O presidente Donald Trump anunciou uma mudança radical na política comercial do setor de saúde ao oficializar a cobrança de tarifas de até 200% sobre a importação de medicamentos genéricos. A medida, comunicada por Trump em sua rede social, a Truth Social, extingue a isenção tributária para o segmento.
O plano prevê que a implementação seja feita em três etapas, com um período de transição de alíquota zero até agosto de 2028. Em seguida, a taxa subirá para 100% por um ano, atingindo o teto de 200% a partir de agosto de 2029.
De acordo com o presidente, a medida visa estimular as farmacêuticas a instalarem fábricas e comprarem equipamentos nos Estados Unidos. Ele ainda ressaltou que haverá penalidades para as companhias que mantiverem a produção fora do país.
Atualmente, os medicamentos genéricos correspondem a cerca de 90% de todas as prescrições médicas nos Estados Unidos, e aproximadamente 70% desses remédios são importados. A Índia é a principal fornecedora do mercado americano, respondendo por quase metade do volume consumido no país, com exportações anuais que superam $ 10 bilhões.
Os medicamentos patenteados e de alto custo negociaram termos e contrapartidas específicas com Washington. Já os genéricos operam com margens de lucro reduzidas, frequentemente em dígitos únicos. Diante dessa estrutura de custos, especialistas apontam que a incidência de tarifas superiores a 100% inviabiliza a absorção da taxa pelos fabricantes, resultando no repasse direto aos preços ao consumidor ou na suspensão do fornecimento.

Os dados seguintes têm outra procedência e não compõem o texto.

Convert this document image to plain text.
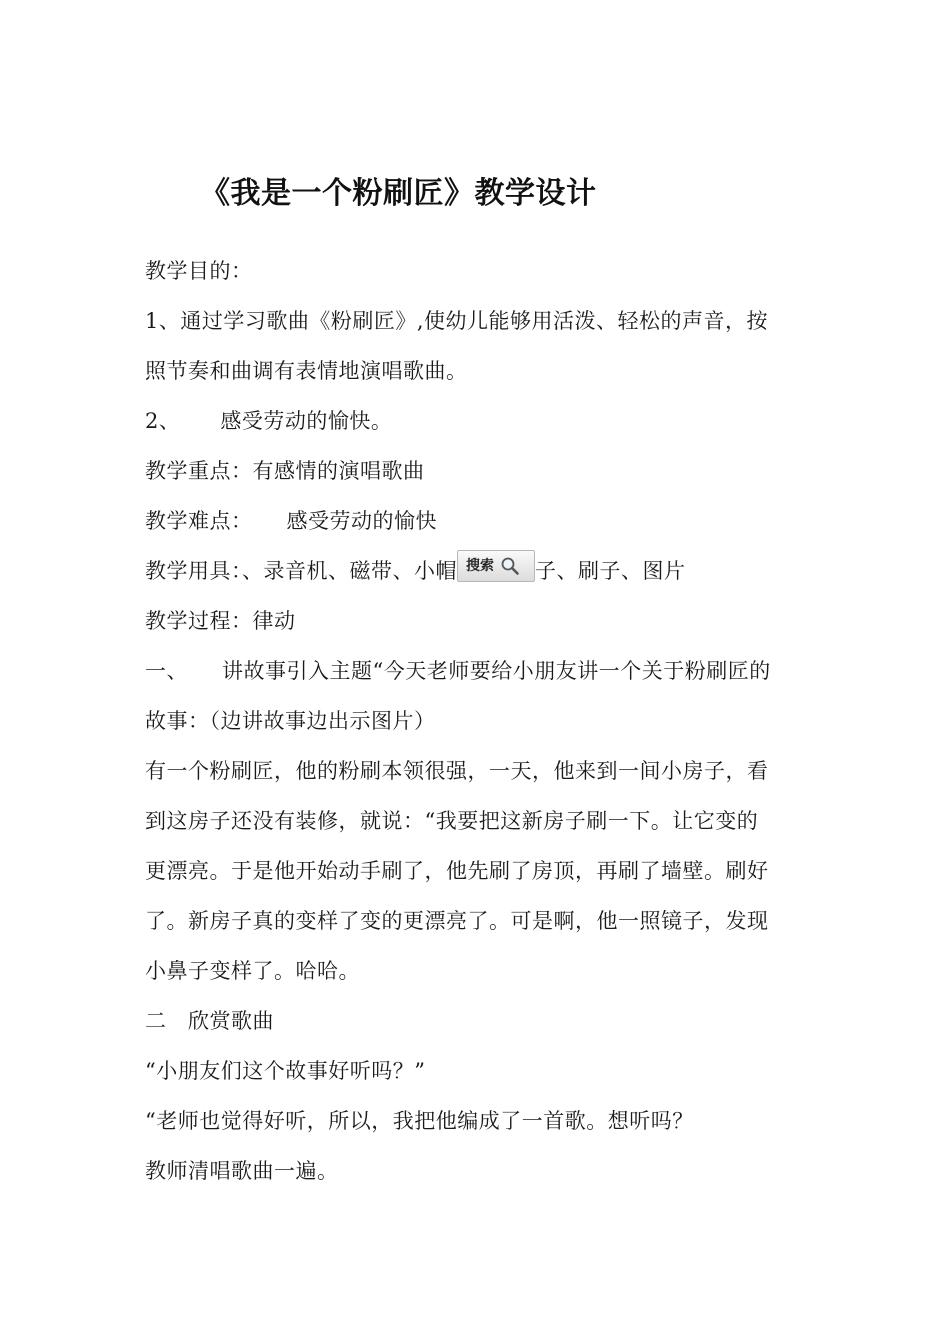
《我是一个粉刷匠》教学设计
教学目的：
1、通过学习歌曲《粉刷匠》,使幼儿能够用活泼、轻松的声音，按
照节奏和曲调有表情地演唱歌曲。
2、 感受劳动的愉快。
教学重点：有感情的演唱歌曲
教学难点： 感受劳动的愉快
教学用具：、录音机、磁带、小帽 搜索 子、刷子、图片
教学过程：律动
一、 讲故事引入主题“今天老师要给小朋友讲一个关于粉刷匠的
故事：（边讲故事边出示图片）
有一个粉刷匠，他的粉刷本领很强，一天，他来到一间小房子，看
到这房子还没有装修，就说：“我要把这新房子刷一下。让它变的
更漂亮。于是他开始动手刷了，他先刷了房顶，再刷了墙壁。刷好
了。新房子真的变样了变的更漂亮了。可是啊，他一照镜子，发现
小鼻子变样了。哈哈。
二　欣赏歌曲
“小朋友们这个故事好听吗？”
“老师也觉得好听，所以，我把他编成了一首歌。想听吗？
教师清唱歌曲一遍。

Outro entrave apontado pela indústria é o fator tempo. A construção de fábricas para a síntese química de Insumos Farmacêuticos Ativos (IFAs), somada aos processos de certificação da Food and Drug Administration (FDA), exige prazos que variam de três a cinco anos, ou seja, um intervalo superior à janela de carência concedida pelo governo.